Legnago, salta lo sgombero al casello della stazione: il sindaco Longhi punta il dito su Rfi.
Sicurezza e degrado in stazione a Legnago: il sindaco Paolo Longhi striglia sui social Rfi: “Noi pronti, loro assenti”. È un sindaco amareggiato, ma determinato, quello che stamattina, 18 febbraio, su Facebook ha denunciato il fallimento di un’operazione di messa in sicurezza al casello ferroviario in località Corradina.

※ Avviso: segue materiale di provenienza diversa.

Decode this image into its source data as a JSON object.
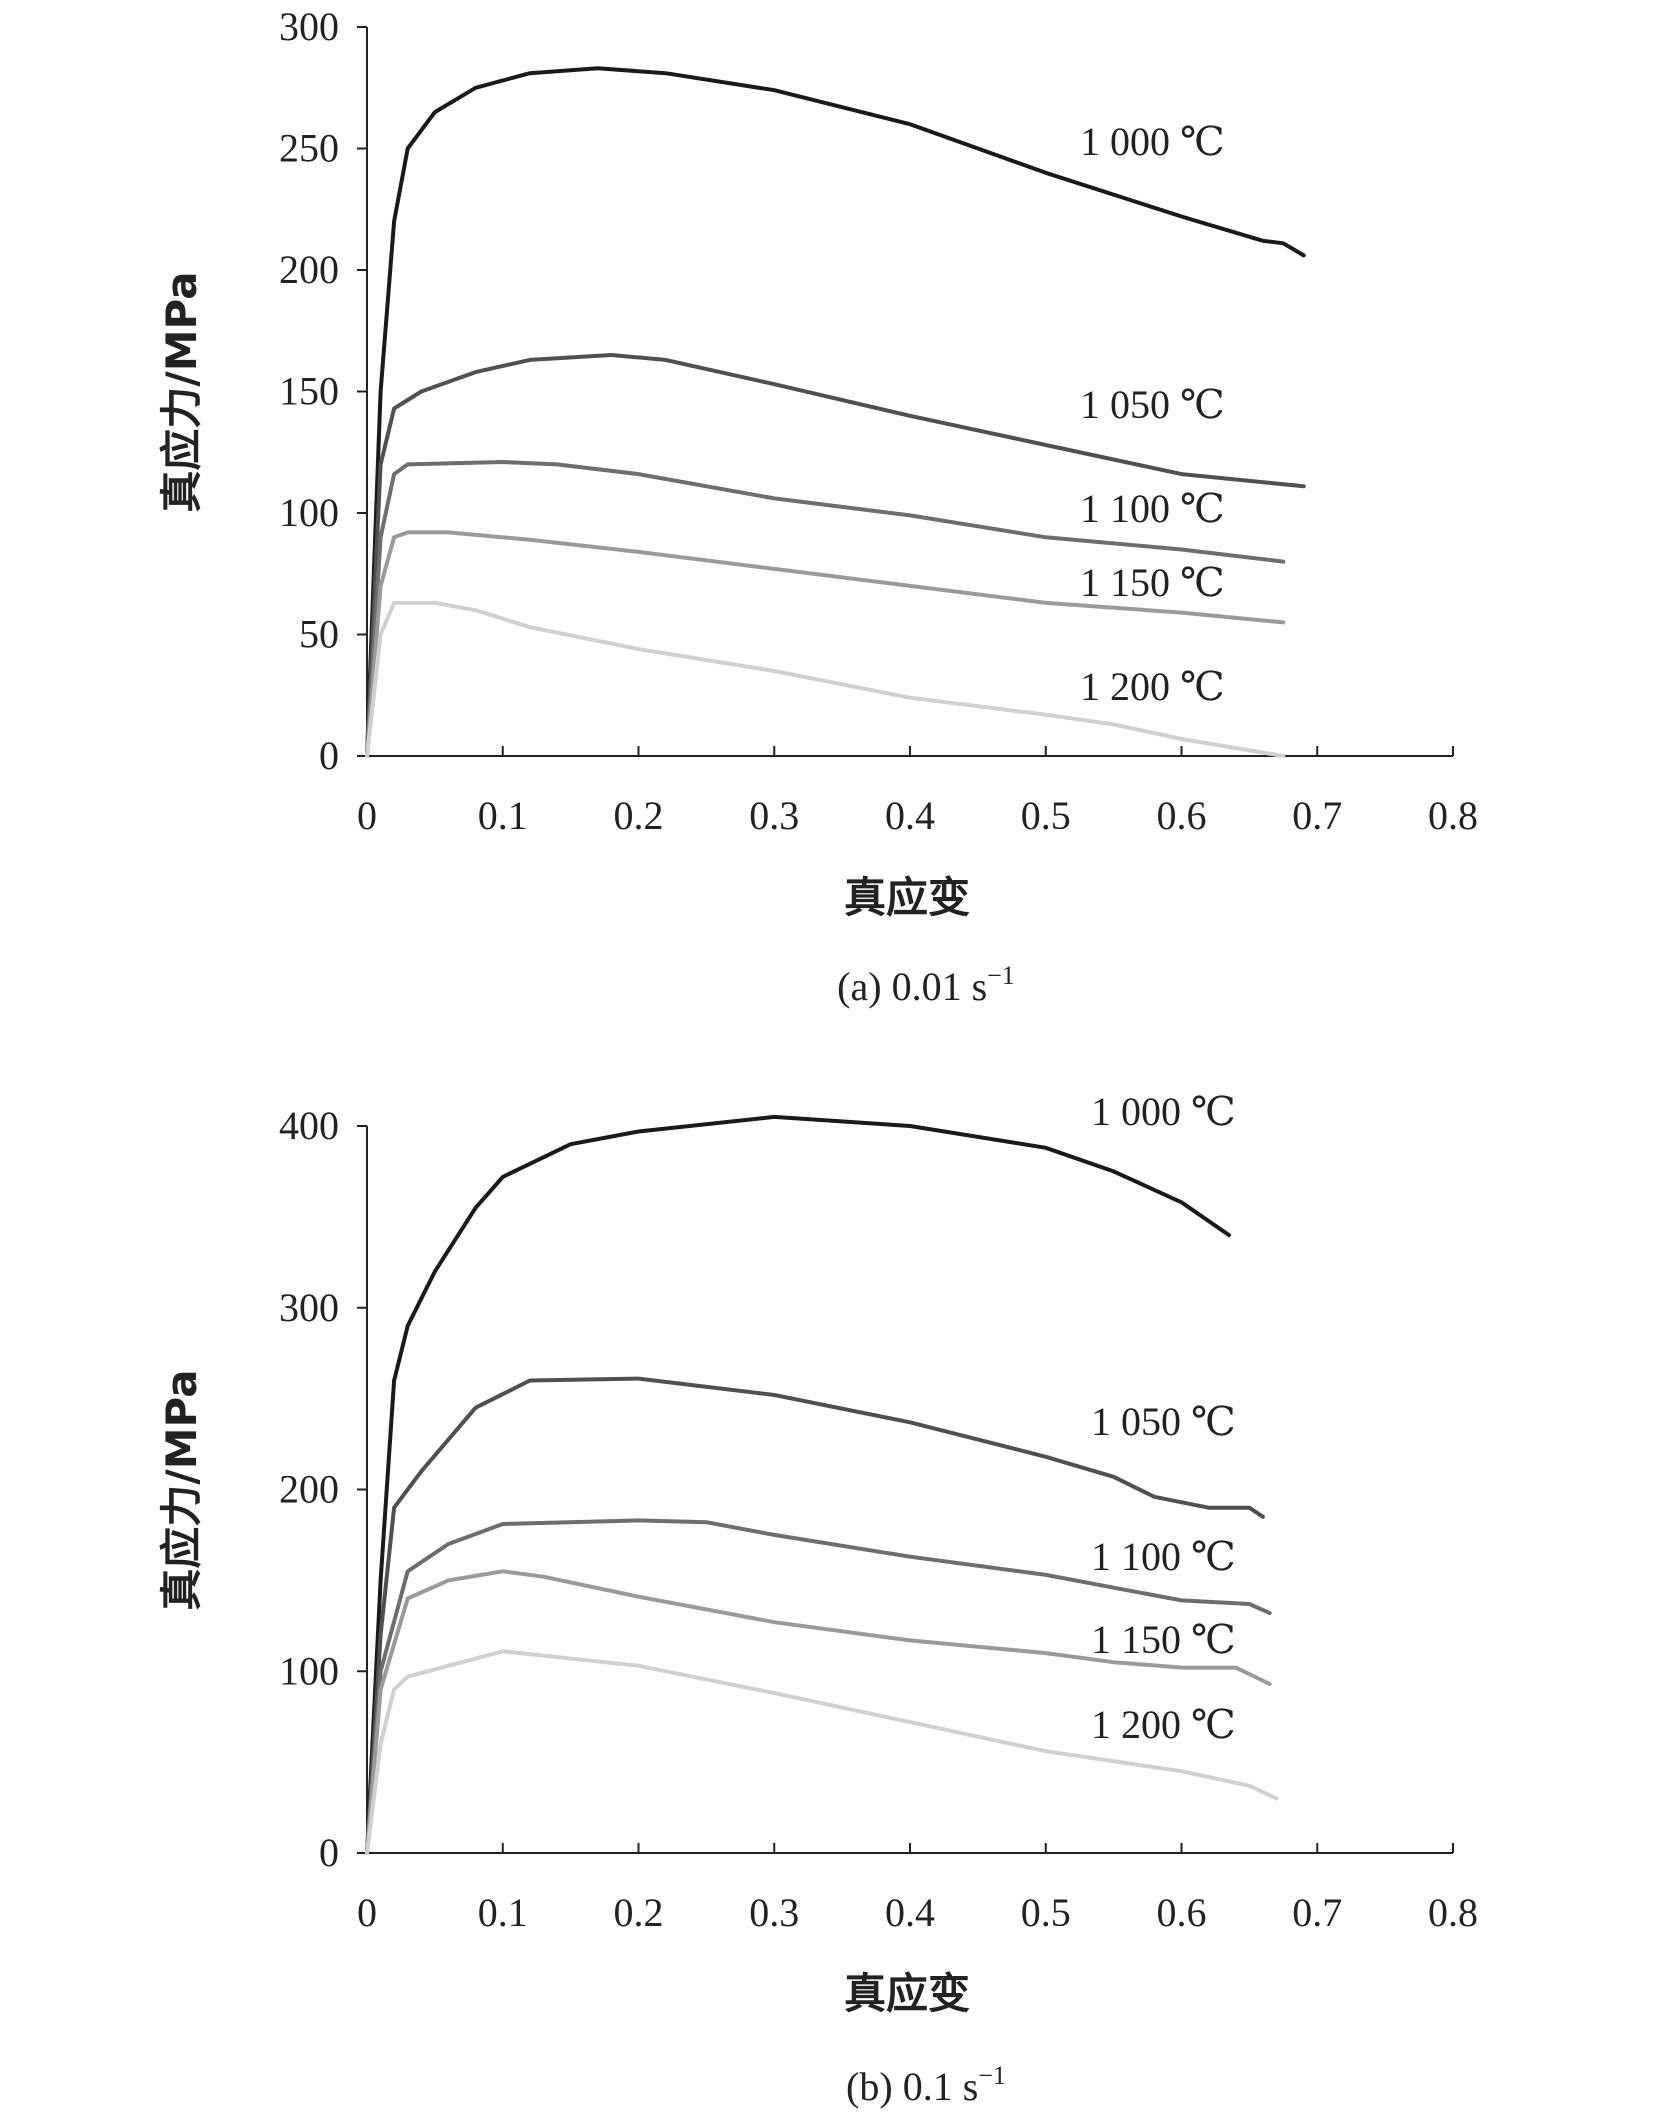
{
  "chart_data": [
    {
      "type": "line",
      "caption": "(a)  0.01 s",
      "caption_sup": "−1",
      "xlabel": "真应变",
      "ylabel": "真应力/MPa",
      "xlim": [
        0,
        0.8
      ],
      "ylim": [
        0,
        300
      ],
      "xticks": [
        "0",
        "0.1",
        "0.2",
        "0.3",
        "0.4",
        "0.5",
        "0.6",
        "0.7",
        "0.8"
      ],
      "yticks": [
        "0",
        "50",
        "100",
        "150",
        "200",
        "250",
        "300"
      ],
      "ytick_values": [
        0,
        50,
        100,
        150,
        200,
        250,
        300
      ],
      "grid": false,
      "series": [
        {
          "name": "1 000 ℃",
          "color": "#1a1a1a",
          "x": [
            0,
            0.01,
            0.02,
            0.03,
            0.05,
            0.08,
            0.12,
            0.17,
            0.22,
            0.3,
            0.4,
            0.5,
            0.6,
            0.66,
            0.675,
            0.69
          ],
          "y": [
            0,
            150,
            220,
            250,
            265,
            275,
            281,
            283,
            281,
            274,
            260,
            240,
            222,
            212,
            211,
            206
          ]
        },
        {
          "name": "1 050 ℃",
          "color": "#505050",
          "x": [
            0,
            0.01,
            0.02,
            0.04,
            0.08,
            0.12,
            0.18,
            0.22,
            0.3,
            0.4,
            0.5,
            0.6,
            0.69
          ],
          "y": [
            0,
            120,
            143,
            150,
            158,
            163,
            165,
            163,
            153,
            140,
            128,
            116,
            111
          ]
        },
        {
          "name": "1 100 ℃",
          "color": "#6e6e6e",
          "x": [
            0,
            0.01,
            0.02,
            0.03,
            0.1,
            0.14,
            0.2,
            0.3,
            0.4,
            0.5,
            0.6,
            0.675
          ],
          "y": [
            0,
            90,
            116,
            120,
            121,
            120,
            116,
            106,
            99,
            90,
            85,
            80
          ]
        },
        {
          "name": "1 150 ℃",
          "color": "#9a9a9a",
          "x": [
            0,
            0.01,
            0.02,
            0.03,
            0.06,
            0.12,
            0.2,
            0.3,
            0.4,
            0.5,
            0.6,
            0.675
          ],
          "y": [
            0,
            70,
            90,
            92,
            92,
            89,
            84,
            77,
            70,
            63,
            59,
            55
          ]
        },
        {
          "name": "1 200 ℃",
          "color": "#d0d0d0",
          "x": [
            0,
            0.01,
            0.02,
            0.05,
            0.08,
            0.12,
            0.2,
            0.3,
            0.4,
            0.5,
            0.55,
            0.6,
            0.675
          ],
          "y": [
            0,
            50,
            63,
            63,
            60,
            53,
            44,
            35,
            24,
            17,
            13,
            7,
            0
          ]
        }
      ]
    },
    {
      "type": "line",
      "caption": "(b)  0.1 s",
      "caption_sup": "−1",
      "xlabel": "真应变",
      "ylabel": "真应力/MPa",
      "xlim": [
        0,
        0.8
      ],
      "ylim": [
        0,
        400
      ],
      "xticks": [
        "0",
        "0.1",
        "0.2",
        "0.3",
        "0.4",
        "0.5",
        "0.6",
        "0.7",
        "0.8"
      ],
      "yticks": [
        "0",
        "100",
        "200",
        "300",
        "400"
      ],
      "ytick_values": [
        0,
        100,
        200,
        300,
        400
      ],
      "grid": false,
      "series": [
        {
          "name": "1 000 ℃",
          "color": "#1a1a1a",
          "x": [
            0,
            0.01,
            0.02,
            0.03,
            0.05,
            0.08,
            0.1,
            0.15,
            0.2,
            0.3,
            0.4,
            0.5,
            0.55,
            0.6,
            0.635
          ],
          "y": [
            0,
            150,
            260,
            290,
            320,
            355,
            372,
            390,
            397,
            405,
            400,
            388,
            375,
            358,
            340
          ]
        },
        {
          "name": "1 050 ℃",
          "color": "#505050",
          "x": [
            0,
            0.01,
            0.02,
            0.04,
            0.08,
            0.12,
            0.2,
            0.3,
            0.4,
            0.5,
            0.55,
            0.58,
            0.62,
            0.65,
            0.66
          ],
          "y": [
            0,
            120,
            190,
            210,
            245,
            260,
            261,
            252,
            237,
            218,
            207,
            196,
            190,
            190,
            185
          ]
        },
        {
          "name": "1 100 ℃",
          "color": "#6e6e6e",
          "x": [
            0,
            0.01,
            0.03,
            0.06,
            0.1,
            0.2,
            0.25,
            0.3,
            0.4,
            0.5,
            0.6,
            0.65,
            0.665
          ],
          "y": [
            0,
            100,
            155,
            170,
            181,
            183,
            182,
            175,
            163,
            153,
            139,
            137,
            132
          ]
        },
        {
          "name": "1 150 ℃",
          "color": "#9a9a9a",
          "x": [
            0,
            0.01,
            0.03,
            0.06,
            0.1,
            0.13,
            0.2,
            0.3,
            0.4,
            0.5,
            0.55,
            0.6,
            0.64,
            0.665
          ],
          "y": [
            0,
            90,
            140,
            150,
            155,
            152,
            141,
            127,
            117,
            110,
            105,
            102,
            102,
            93
          ]
        },
        {
          "name": "1 200 ℃",
          "color": "#d0d0d0",
          "x": [
            0,
            0.01,
            0.02,
            0.03,
            0.06,
            0.1,
            0.2,
            0.3,
            0.4,
            0.5,
            0.6,
            0.65,
            0.67
          ],
          "y": [
            0,
            60,
            90,
            97,
            103,
            111,
            103,
            88,
            72,
            56,
            45,
            37,
            30
          ]
        }
      ]
    }
  ]
}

Il “bidone” di Rfi al sopralluogo.
Dopo le segnalazioni di alcuni cittadini riguardanti il ritorno di occupanti abusivi nell’immobile di proprietà delle ferrovie, era stato concordato un intervento congiunto. Gli agenti della polizia locale e la polizia ferroviaria erano pronti ad assistere gli operai di Rfi per sigillare l’edificio, ma la squadra di Rete Ferroviaria Italiana non si è presentata all’appuntamento.
“Peccato che gli operai non si siano nemmeno visti”, ha commentato il primo cittadino, sottolineando come “la collaborazione tra enti sia l’unica arma per risolvere i problemi di incuria che affliggono le aree ferroviarie”.

Stazione: lavori in dirittura d’arrivo.
Il sindaco ha recentemente incontrato i tecnici di Italfer, ricevendo rassicurazioni sul cronoprogramma dei cantieri che interessano l’interno dello scalo legnaghese: primavera 2026, ultimazione dei lavori interni principali; estate 2026: conclusione definitiva di tutti gli interventi strutturali.
La strategia “anti-bivacco” e il nodo telecamere.
“Per contrastare la presenza di soggetti poco raccomandabili e il bivacco davanti allo scalo”, Longhi ha ottenuto una modifica specifica al progetto: la rimozione delle panchine di fronte alla stazione. Una scelta drastica dettata dalla necessità di scoraggiare le frequentazioni moleste.
Sul fronte della sorveglianza, il Comune si prepara a una nuova spesa: sebbene Italfer abbia garantito la predisposizione degli allacci tecnici, le telecamere non sono incluse nel budget del progetto nazionale: “Su questo tema il Comune farà la propria parte“, ha assicurato Longhi, confermando l’intenzione di “finanziare direttamente l’acquisto degli occhi elettronici“.

L’appello ai cittadini: “Meno social, più segnalazioni”.
Infine, Longhi ha risposto alle polemiche scoppiate sul web riguardo ai rifiuti e alle biciclette abbandonate. Pur comprendendo il rammarico dei residenti, ha invitato la cittadinanza a un atteggiamento proattivo: “Servono le vostre segnalazioni ufficiali, non basta scrivere invettive sui social. Le forze dell’ordine intervengono, ma abbiamo bisogno di collaborazione vera”.